Alors quel système politique pour une grande majorité de Français, sans faire levier sur une minorité émissaire ? Notons ici que la protection quasi-automatique du bouc émissaire établie par le pouvoir français pro-sioniste (c’est plus prudent et précis que « sioniste ») a conduit à une perversion inattendue : le bouc émissaire d’hier se permettant de graves atteintes à la liberté d’expression de la majorité sous prétexte de souffrance passée sacralisée, de souffrance actuelle hyper médiatisée, voire de souffrance à venir. Sans vouloir tout ramener au sionisme, car nous essayons d’illustrer notre hypothèse de travail par des exemples politiques concrets, qui au final concernent tout le monde. Le bouc émissaire, devenu intouchable, a pris le pouvoir, dans un pays chrétien, qui tenait à ne discriminer personne. La protection des communautés, qui date de la révolution française, qui ne devait pourtant réunir que des individus sous une nation, sans corps intermédiaires, a dégénéré en tyrannie médiatico-politique d’un groupe minoritaire. Ceux qui prétendent le contraire sont des vendus, des lâches ou des tyrans. Ou des intoxiqués, car les médias dominants ne servent plus qu’à cacher cette prise de pouvoir injuste sur une base morale.
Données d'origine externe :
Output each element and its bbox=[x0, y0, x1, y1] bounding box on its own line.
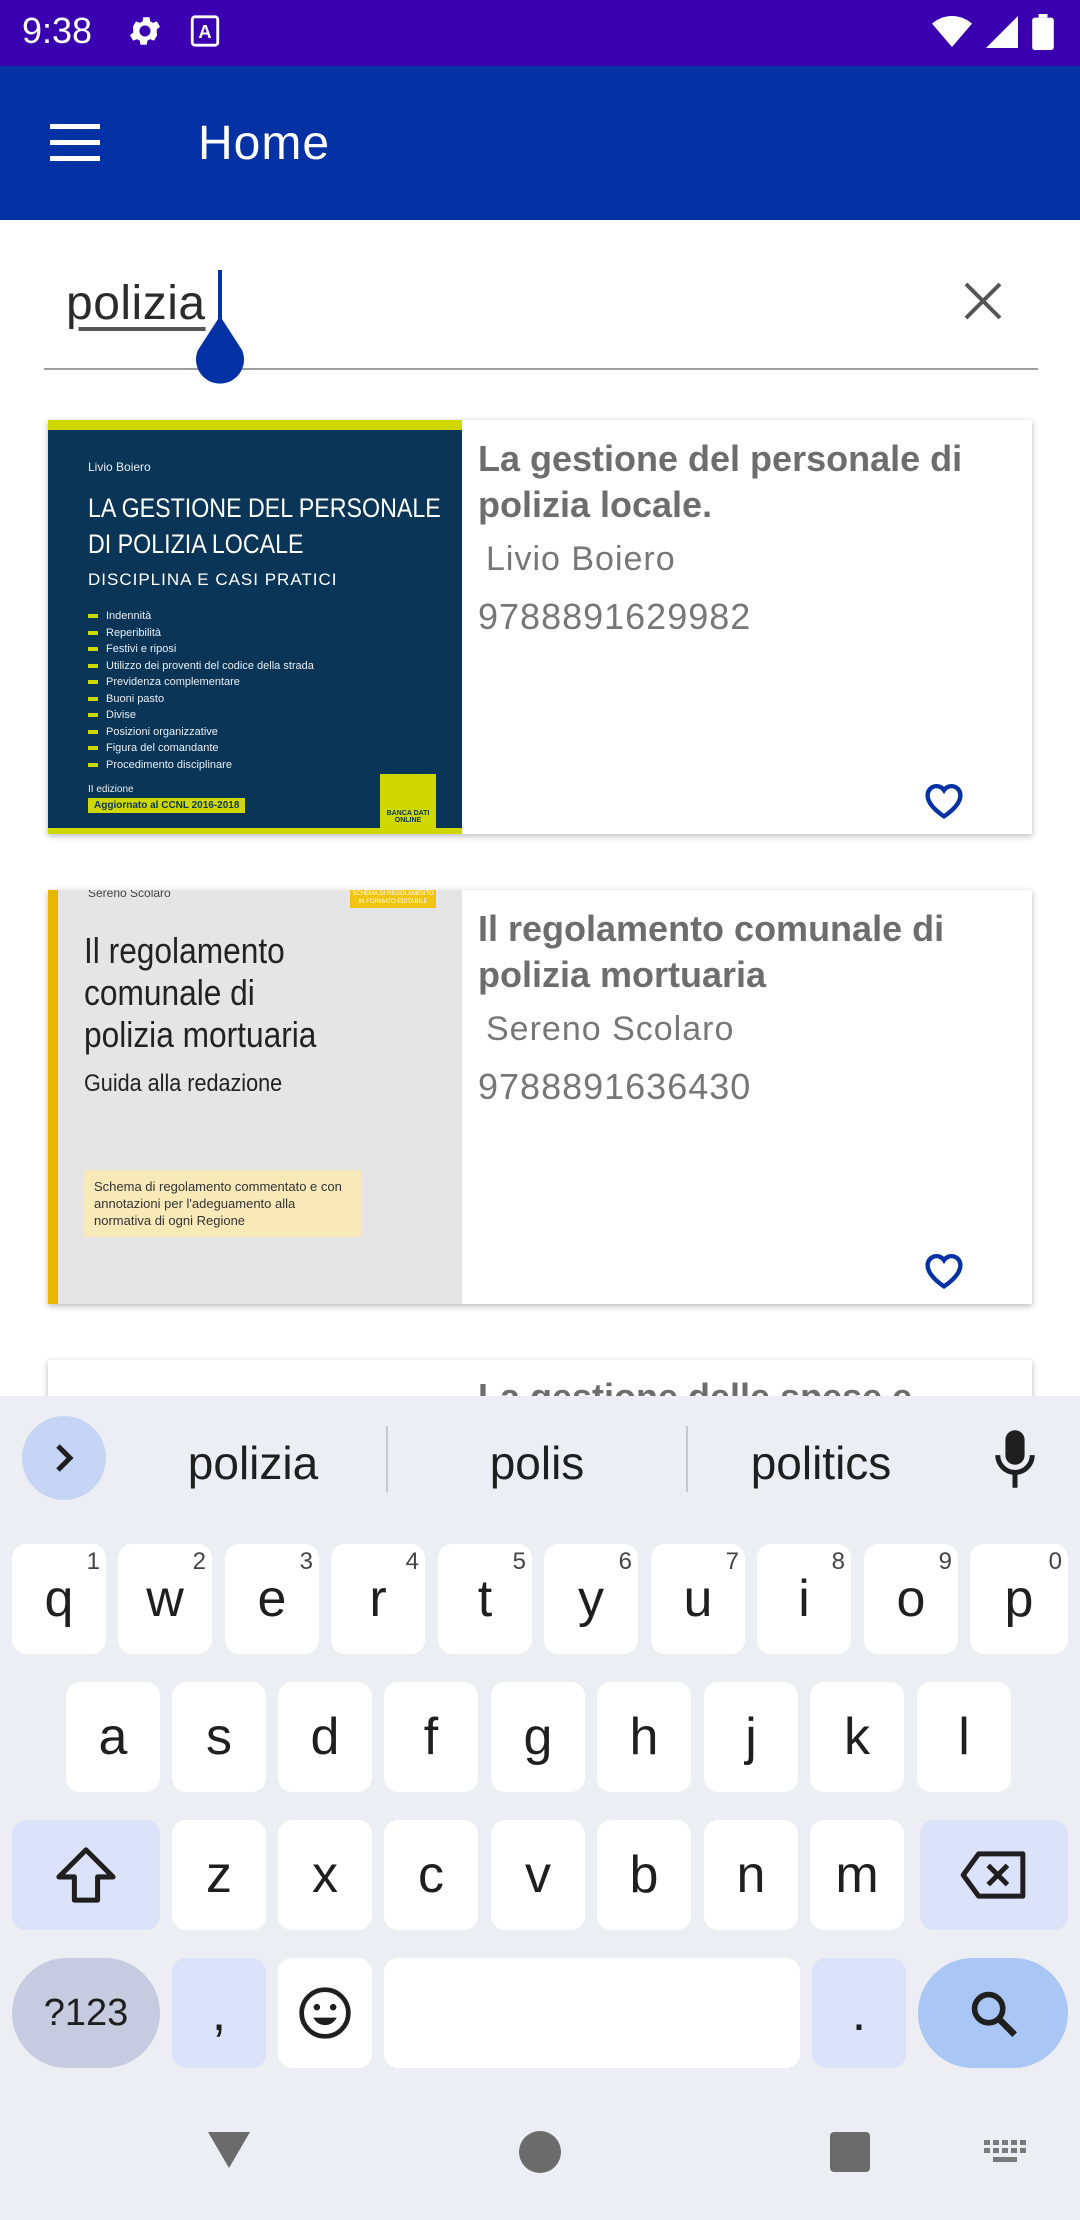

La sanction, heureusement, est sous nos yeux : les médias incriminés meurent de véhiculer mensonges et dissimulation. Il y a une morale supérieure. Pour les hommes bafoués et pressés, qui vivent du mauvais côté de la justice, cette morale est souvent plus lente que leur exigence de justice. Mais la justice supérieure impose son rétablissement à toute forme imparfaite de « justice » humaine. L’injustice ne peut tenir dans le temps. Mais ce n’est pas forcément le temps humain.
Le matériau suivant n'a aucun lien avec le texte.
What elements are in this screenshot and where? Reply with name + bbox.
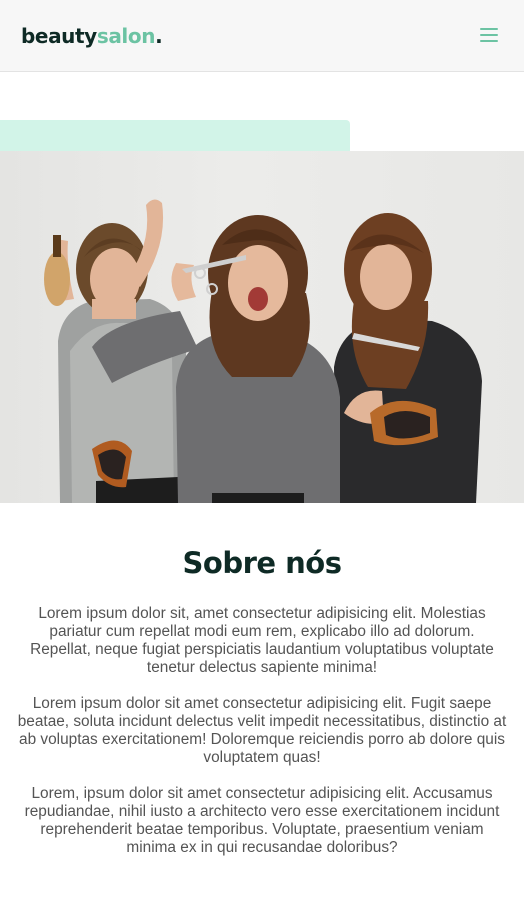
site-header: beautysalon. xyxy=(0,0,524,72)
logo-dot: . xyxy=(155,24,163,48)
right-woman xyxy=(334,213,482,503)
about-paragraph-2: Lorem ipsum dolor sit amet consectetur a… xyxy=(17,695,507,766)
decorative-accent-bar xyxy=(0,120,350,152)
hamburger-menu-icon[interactable] xyxy=(474,22,504,48)
hairdressers-illustration xyxy=(44,199,482,503)
menu-line-middle xyxy=(480,34,498,36)
menu-line-top xyxy=(480,28,498,30)
hero-image xyxy=(0,151,524,503)
about-paragraph-1: Lorem ipsum dolor sit, amet consectetur … xyxy=(30,605,494,676)
about-paragraph-3: Lorem, ipsum dolor sit amet consectetur … xyxy=(24,785,500,856)
logo-word-salon: salon xyxy=(96,24,156,48)
about-section: Sobre nós Lorem ipsum dolor sit, amet co… xyxy=(0,503,524,857)
about-title: Sobre nós xyxy=(182,546,342,580)
logo-word-beauty: beauty xyxy=(21,24,97,48)
brand-logo[interactable]: beautysalon. xyxy=(21,22,163,50)
menu-line-bottom xyxy=(480,40,498,42)
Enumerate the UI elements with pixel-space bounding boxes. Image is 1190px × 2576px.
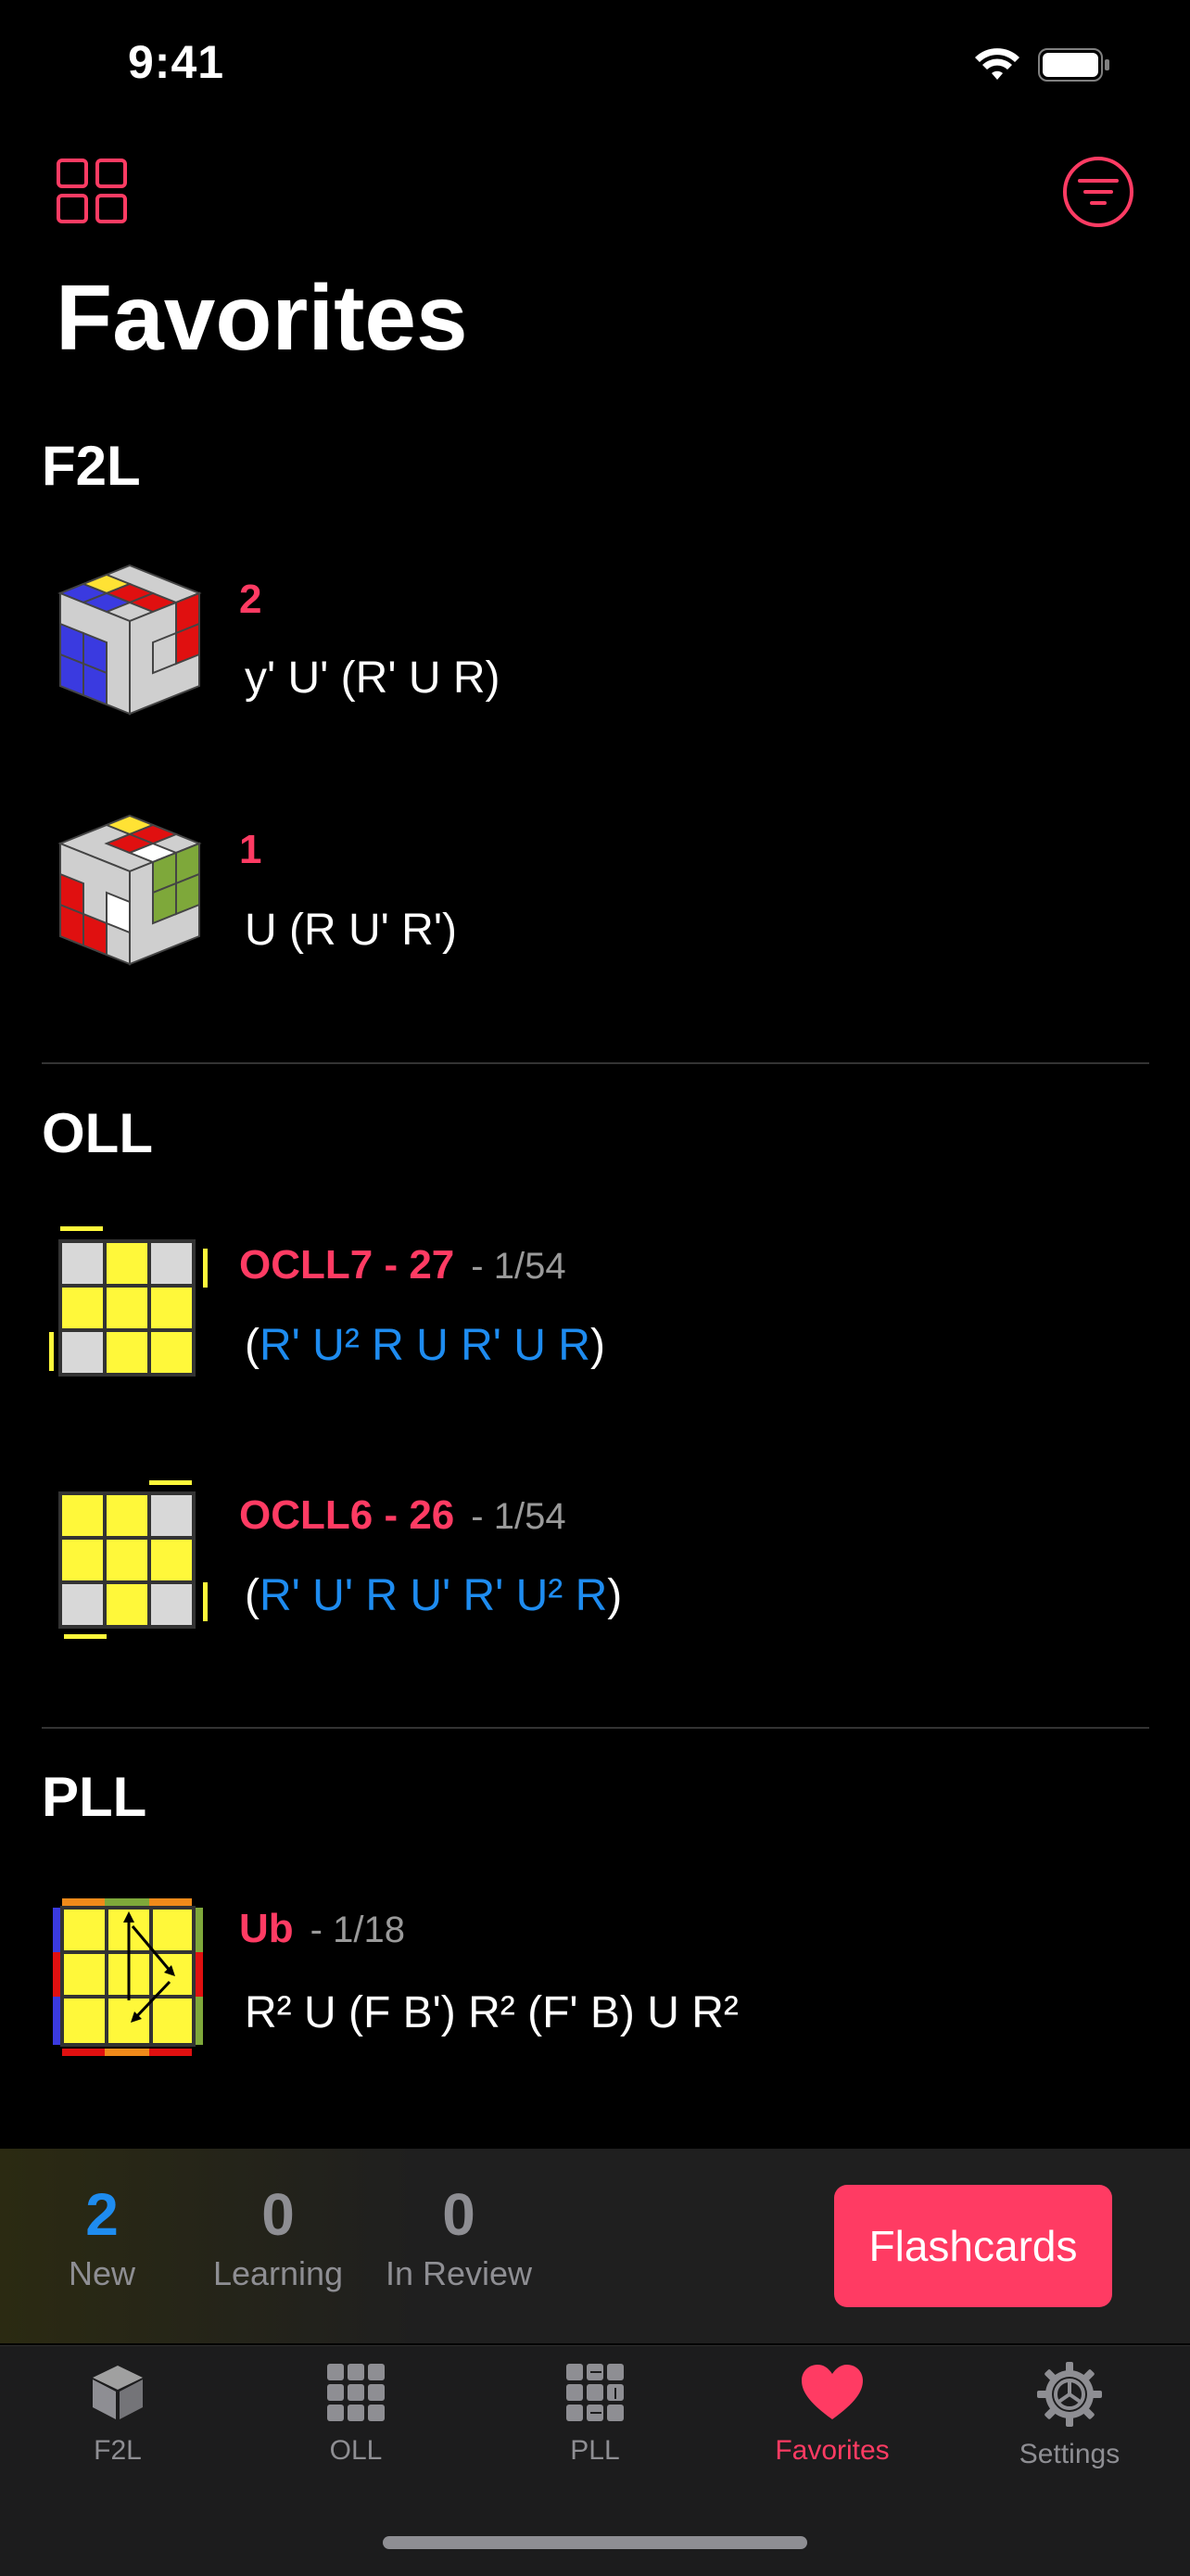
algorithm-moves: R' U' R U' R' U² R bbox=[259, 1571, 608, 1620]
counter-review: 0 In Review bbox=[371, 2180, 547, 2293]
counter-learning: 0 Learning bbox=[199, 2180, 357, 2293]
paren-close: ) bbox=[589, 1321, 605, 1370]
item-count: - 1/54 bbox=[471, 1496, 566, 1537]
status-time: 9:41 bbox=[128, 36, 225, 88]
page-title: Favorites bbox=[56, 266, 468, 370]
tab-oll[interactable]: OLL bbox=[263, 2362, 449, 2467]
tab-label: OLL bbox=[329, 2435, 383, 2466]
item-algorithm: (R' U² R U R' U R) bbox=[245, 1320, 605, 1371]
section-divider bbox=[42, 1062, 1149, 1064]
item-name: OCLL7 - 27 bbox=[239, 1242, 455, 1288]
item-name: 2 bbox=[239, 577, 262, 622]
grid-icon bbox=[327, 2364, 385, 2421]
section-header-pll: PLL bbox=[42, 1766, 147, 1828]
item-algorithm: (R' U' R U' R' U² R) bbox=[245, 1570, 622, 1621]
pll-grid-icon bbox=[566, 2364, 624, 2421]
gear-icon bbox=[1037, 2362, 1102, 2427]
item-name: Ub bbox=[239, 1906, 294, 1951]
grid-view-icon[interactable] bbox=[56, 158, 130, 224]
cube-icon bbox=[93, 2366, 143, 2419]
item-name: 1 bbox=[239, 827, 262, 872]
item-name: OCLL6 - 26 bbox=[239, 1492, 455, 1538]
item-algorithm: U (R U' R') bbox=[245, 906, 457, 955]
tab-label: F2L bbox=[94, 2435, 142, 2466]
section-header-f2l: F2L bbox=[42, 435, 141, 497]
section-divider bbox=[42, 1727, 1149, 1729]
item-algorithm: y' U' (R' U R) bbox=[245, 654, 500, 703]
counter-new: 2 New bbox=[37, 2180, 167, 2293]
tab-settings[interactable]: Settings bbox=[977, 2362, 1162, 2470]
tab-pll[interactable]: PLL bbox=[502, 2362, 688, 2467]
oll-case-thumbnail bbox=[58, 1480, 208, 1639]
counter-new-label: New bbox=[68, 2254, 136, 2292]
tab-f2l[interactable]: F2L bbox=[25, 2362, 210, 2467]
tab-label: PLL bbox=[570, 2435, 620, 2466]
battery-icon bbox=[1038, 48, 1109, 82]
home-indicator bbox=[383, 2536, 807, 2549]
counter-learning-count: 0 bbox=[261, 2181, 295, 2248]
oll-case-thumbnail bbox=[49, 1226, 208, 1377]
cube-thumbnail bbox=[57, 814, 202, 966]
item-count: - 1/54 bbox=[471, 1246, 566, 1287]
item-title: OCLL7 - 27 - 1/54 bbox=[239, 1242, 566, 1288]
counter-learning-label: Learning bbox=[212, 2254, 344, 2292]
paren-open: ( bbox=[245, 1571, 260, 1620]
paren-open: ( bbox=[245, 1321, 260, 1370]
filter-icon[interactable] bbox=[1061, 155, 1135, 229]
item-title: OCLL6 - 26 - 1/54 bbox=[239, 1492, 566, 1539]
item-count: - 1/18 bbox=[310, 1910, 405, 1950]
flashcards-button[interactable]: Flashcards bbox=[834, 2185, 1112, 2307]
counter-review-label: In Review bbox=[385, 2254, 533, 2292]
heart-icon bbox=[802, 2365, 863, 2419]
paren-close: ) bbox=[607, 1571, 623, 1620]
cube-thumbnail bbox=[57, 564, 202, 716]
item-algorithm: R² U (F B') R² (F' B) U R² bbox=[245, 1988, 739, 2037]
pll-case-thumbnail bbox=[53, 1898, 203, 2056]
section-header-oll: OLL bbox=[42, 1102, 153, 1164]
tab-favorites[interactable]: Favorites bbox=[740, 2362, 925, 2467]
tab-label: Settings bbox=[1019, 2439, 1120, 2469]
counter-review-count: 0 bbox=[442, 2181, 475, 2248]
item-title: Ub - 1/18 bbox=[239, 1906, 405, 1952]
tab-label: Favorites bbox=[775, 2435, 890, 2466]
wifi-icon bbox=[975, 48, 1019, 80]
counter-new-count: 2 bbox=[85, 2181, 119, 2248]
algorithm-moves: R' U² R U R' U R bbox=[259, 1321, 590, 1370]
La pièce du puzzle politique qui donne actuellement un avantage décisif à E&R dans la guerre informationnelle – et cela a un coût – est évidemment la réalité du pouvoir pro-sioniste. Une pièce qui manque par exemple cruellement au Monde diplomatique, ou à Acrimed, qui ne franchissent jamais la ligne rouge. Une pièce qui brûle, car elle a été chauffée au fer rouge. Les limites éditoriales et les difficultés matérielles de ces titres respectables en sont la sanction. Non pas que tout média doive devenir antisioniste lourd, mais quand on fait l’hypothèse d’un « pouvoir pro-sioniste en France », soudain, les autres pièces s’éclairent. Soudain, toute l’énergie circule entre les pièces. Soudain, beaucoup de choses cachées deviennent visibles.
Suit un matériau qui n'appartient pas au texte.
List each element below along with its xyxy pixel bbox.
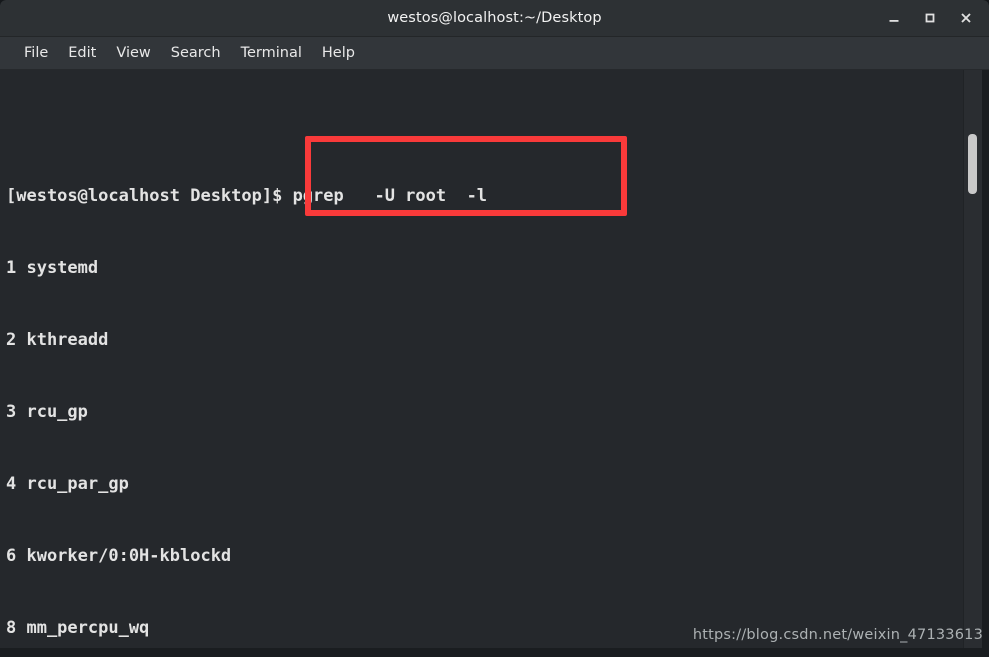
window-title: westos@localhost:~/Desktop bbox=[387, 10, 602, 26]
terminal-scrollbar[interactable] bbox=[963, 70, 982, 648]
close-button[interactable] bbox=[949, 3, 983, 33]
terminal-output-row: 3 rcu_gp bbox=[6, 402, 88, 422]
window-titlebar[interactable]: westos@localhost:~/Desktop bbox=[0, 0, 989, 37]
terminal-output-row: 4 rcu_par_gp bbox=[6, 474, 129, 494]
maximize-icon bbox=[925, 13, 935, 23]
watermark: https://blog.csdn.net/weixin_47133613 bbox=[692, 627, 983, 643]
terminal-spacer bbox=[6, 124, 963, 136]
menu-item-help[interactable]: Help bbox=[312, 42, 365, 64]
minimize-icon bbox=[889, 20, 899, 22]
menu-item-terminal[interactable]: Terminal bbox=[231, 42, 312, 64]
menu-item-edit[interactable]: Edit bbox=[58, 42, 106, 64]
desktop-bottom-strip bbox=[0, 648, 989, 657]
terminal-output-row: 2 kthreadd bbox=[6, 330, 109, 350]
terminal-body[interactable]: [westos@localhost Desktop]$ pgrep -U roo… bbox=[0, 70, 989, 648]
close-icon bbox=[961, 13, 971, 23]
terminal-output-area[interactable]: [westos@localhost Desktop]$ pgrep -U roo… bbox=[0, 70, 963, 648]
terminal-scrollbar-thumb[interactable] bbox=[968, 134, 977, 194]
terminal-output-row: 6 kworker/0:0H-kblockd bbox=[6, 546, 232, 566]
menu-item-search[interactable]: Search bbox=[161, 42, 231, 64]
terminal-window: westos@localhost:~/Desktop File Edit Vie… bbox=[0, 0, 989, 648]
menu-item-view[interactable]: View bbox=[106, 42, 160, 64]
terminal-prompt-line: [westos@localhost Desktop]$ pgrep -U roo… bbox=[6, 186, 488, 206]
minimize-button[interactable] bbox=[877, 3, 911, 33]
terminal-output-row: 1 systemd bbox=[6, 258, 99, 278]
menu-item-file[interactable]: File bbox=[14, 42, 58, 64]
maximize-button[interactable] bbox=[913, 3, 947, 33]
terminal-right-edge bbox=[982, 70, 989, 648]
menu-bar: File Edit View Search Terminal Help bbox=[0, 37, 989, 70]
window-controls bbox=[877, 0, 983, 36]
Mais il ne s’agit que d’une pièce, et elle n’explique évidemment pas tout : nous ne somme pas siono-centrés. Il ne s’agit pas d’une obsession mais d’une hypothèse de travail fertile, qui sera admise par la majorité un jour, puis abandonnée pour une pièce supérieure, plus explicative encore. Pour l’instant, on ne se projette pas si loin. Mais toute grille de lecture vivante étant évolutive, une étape de conscience politique est en passe d’être prochainement franchie.